Julius Zeyer


Julius Zeyer was a Czech prose writer, poet, and playwright.

Personal life

Zeyer was born in Prague, the son of Elisabeth Eleonora and French nobleman Jan Zeyer, a carpenter and timber merchant. His father came from French nobility, and his mother was from a German Jewish family, which had converted to Catholicism. Zeyer learned the Czech language from his nanny. He was expected to take over the family's factory but instead decided to learn carpentering. Attempts to study high school and university were unsuccessful. During his life he frequently traveled in Europe and the Orient.

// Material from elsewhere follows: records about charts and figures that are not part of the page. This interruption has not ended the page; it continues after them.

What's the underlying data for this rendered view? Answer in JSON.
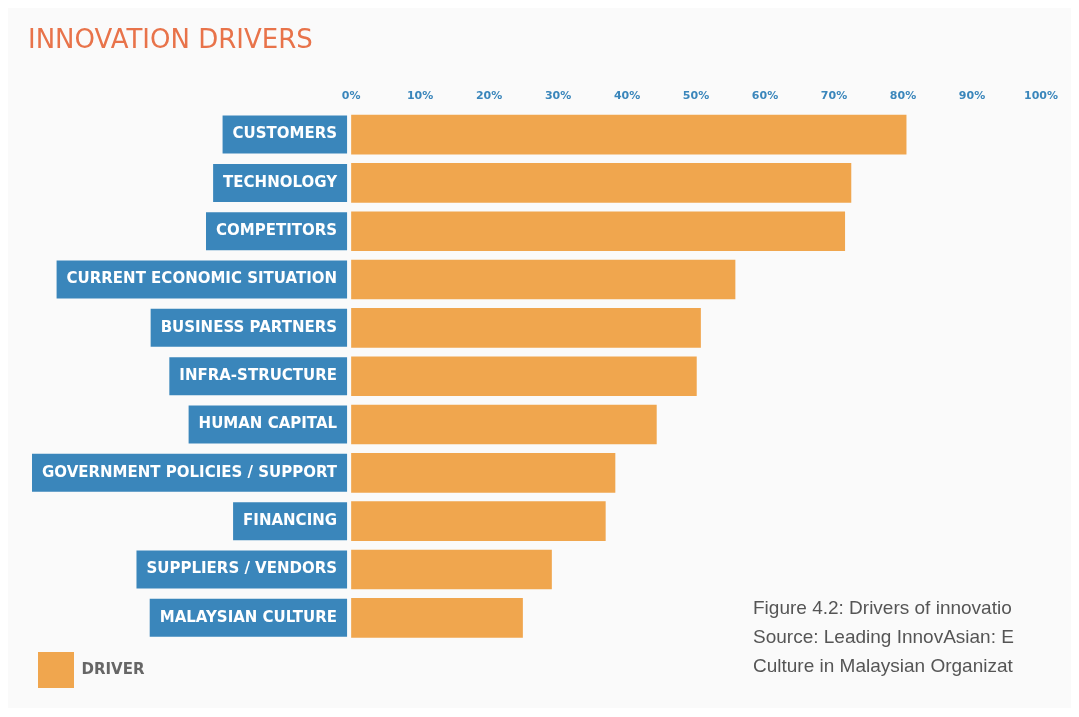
{
  "chart_data": {
    "type": "bar",
    "orientation": "horizontal",
    "title": "INNOVATION DRIVERS",
    "categories": [
      "CUSTOMERS",
      "TECHNOLOGY",
      "COMPETITORS",
      "CURRENT ECONOMIC SITUATION",
      "BUSINESS PARTNERS",
      "INFRA-STRUCTURE",
      "HUMAN CAPITAL",
      "GOVERNMENT POLICIES / SUPPORT",
      "FINANCING",
      "SUPPLIERS / VENDORS",
      "MALAYSIAN CULTURE"
    ],
    "series": [
      {
        "name": "DRIVER",
        "color": "#f0a64e",
        "values": [
          80.5,
          72.5,
          71.6,
          55.7,
          50.7,
          50.1,
          44.3,
          38.3,
          36.9,
          29.1,
          24.9
        ]
      }
    ],
    "xlim": [
      0,
      100
    ],
    "xticks": [
      {
        "value": 0,
        "label": "0%"
      },
      {
        "value": 10,
        "label": "10%"
      },
      {
        "value": 20,
        "label": "20%"
      },
      {
        "value": 30,
        "label": "30%"
      },
      {
        "value": 40,
        "label": "40%"
      },
      {
        "value": 50,
        "label": "50%"
      },
      {
        "value": 60,
        "label": "60%"
      },
      {
        "value": 70,
        "label": "70%"
      },
      {
        "value": 80,
        "label": "80%"
      },
      {
        "value": 90,
        "label": "90%"
      },
      {
        "value": 100,
        "label": "100%"
      }
    ],
    "grid": false,
    "legend": "bottom left",
    "annotations": [
      "Figure 4.2: Drivers of innovatio",
      "Source: Leading InnovAsian: E",
      "Culture in Malaysian Organizat"
    ]
  }
}
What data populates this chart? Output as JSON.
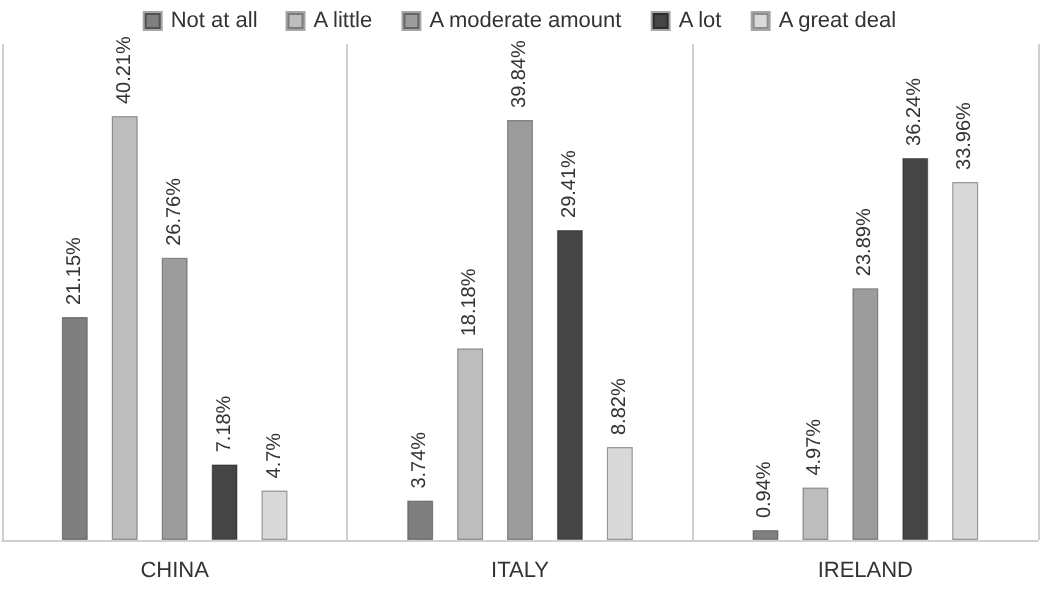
{
  "chart_data": {
    "type": "bar",
    "categories": [
      "CHINA",
      "ITALY",
      "IRELAND"
    ],
    "legend": "top",
    "grid": false,
    "series": [
      {
        "name": "Not at all",
        "color": "#7f7f7f",
        "values": [
          21.15,
          3.74,
          0.94
        ],
        "value_labels": [
          "21.15%",
          "3.74%",
          "0.94%"
        ]
      },
      {
        "name": "A little",
        "color": "#bdbdbd",
        "values": [
          40.21,
          18.18,
          4.97
        ],
        "value_labels": [
          "40.21%",
          "18.18%",
          "4.97%"
        ]
      },
      {
        "name": "A moderate amount",
        "color": "#9c9c9c",
        "values": [
          26.76,
          39.84,
          23.89
        ],
        "value_labels": [
          "26.76%",
          "39.84%",
          "23.89%"
        ]
      },
      {
        "name": "A lot",
        "color": "#454545",
        "values": [
          7.18,
          29.41,
          36.24
        ],
        "value_labels": [
          "7.18%",
          "29.41%",
          "36.24%"
        ]
      },
      {
        "name": "A great deal",
        "color": "#d9d9d9",
        "values": [
          4.7,
          8.82,
          33.96
        ],
        "value_labels": [
          "4.7%",
          "8.82%",
          "33.96%"
        ]
      }
    ]
  }
}
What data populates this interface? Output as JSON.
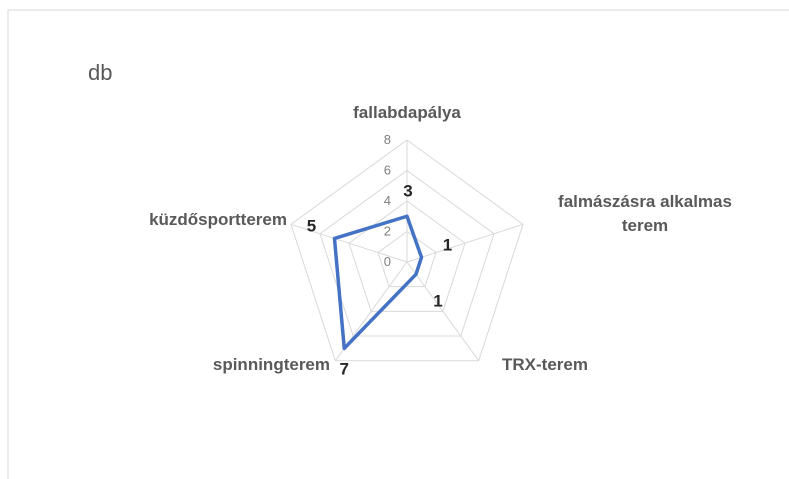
{
  "chart_data": {
    "type": "radar",
    "title": "db",
    "categories": [
      "fallabdapálya",
      "falmászásra alkalmas terem",
      "TRX-terem",
      "spinningterem",
      "küzdősportterem"
    ],
    "values": [
      3,
      1,
      1,
      7,
      5
    ],
    "color": "#4472c4",
    "ylim": [
      0,
      8
    ],
    "yticks": [
      0,
      2,
      4,
      6,
      8
    ],
    "grid": true
  }
}
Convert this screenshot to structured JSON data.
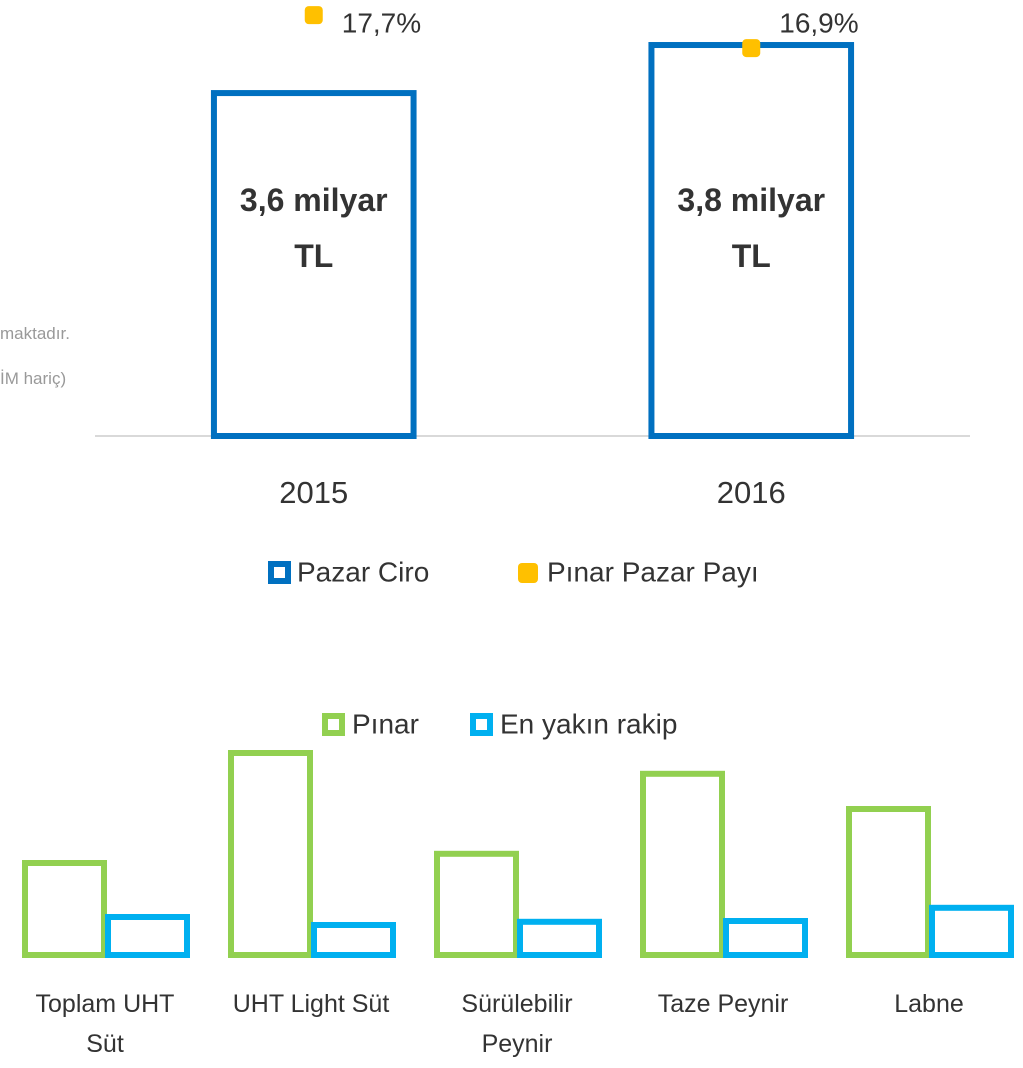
{
  "fragments": [
    "maktadır.",
    "İM hariç)"
  ],
  "chart_data": [
    {
      "type": "bar",
      "categories": [
        "2015",
        "2016"
      ],
      "series": [
        {
          "name": "Pazar Ciro",
          "color": "#0070c0",
          "values": [
            3.6,
            3.8
          ],
          "value_labels": [
            "3,6 milyar TL",
            "3,8 milyar TL"
          ]
        },
        {
          "name": "Pınar Pazar Payı",
          "type": "scatter",
          "axis": "y2",
          "color": "#ffc000",
          "values": [
            17.7,
            16.9
          ],
          "value_labels": [
            "17,7%",
            "16,9%"
          ]
        }
      ],
      "ylim": [
        2.16,
        3.9
      ],
      "y2lim": [
        7.49,
        17.63
      ]
    },
    {
      "type": "bar",
      "categories": [
        "Toplam UHT Süt",
        "UHT Light Süt",
        "Sürülebilir Peynir",
        "Taze Peynir",
        "Labne"
      ],
      "series": [
        {
          "name": "Pınar",
          "color": "#92d050",
          "values": [
            24.5,
            52,
            26.8,
            46.8,
            38
          ]
        },
        {
          "name": "En yakın rakip",
          "color": "#00b0f0",
          "values": [
            11,
            9,
            9.8,
            10,
            13.3
          ]
        }
      ],
      "ylim": [
        0,
        55
      ]
    }
  ]
}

After 1877 he moved to Vodňany, where he spent over a decade with literary work. Afterwards, he returned to Prague. He died in Prague.

Works

Zeyer's prose and poems are restless, nostalgic, mystical, depressive, and usually end tragically. He often blended foreign legends with national themes particular to Czech society and history. Like the Decadents, his work often combines religious and erotic imagery. He was associated with the "Lumír" school, a group of writers that grouped around the magazine of the same name and took their influences from Western Europe, in particular France.
Zeyer's epic poems, including Vyšehrad, Šárka or Karolinská epopej, draw from Czech and French legends respectively, and celebrate the glorious past of ancients, compared to the bleak present. He took inspiration from the Czech, Russian, Irish, French history and Scandinavian myths. His novels describe persons trying to live a better life under the romantic ideals and people who find peace only at the moment of death. His semi-autobiographical novel Jan Maria Plojhar deals with the tragic nature of an artist. Zeyer's dramatic works were written in a similar style. His work “Tři legendy o krucifixu” uses the story of Christ's crucifixion to explore themes of Czech Nationalism and the value of art. The first story, “Inultus” follows the story of an Italian sculptress who attempts to create a realistic depiction of the crucifixion. The idea of an artist driven mad by their work is explored in the story and leads to the death of her model, a Czech vagabond named Inultus, whom she murders in a fit of creative insanity.
Josef Suk composed his Pohádka on the play "Radúz a Mahulen" by Zeyer. Composer Leoš Janáček used his theater play about a Slavonic heroine Šárka as a libretto for his opera.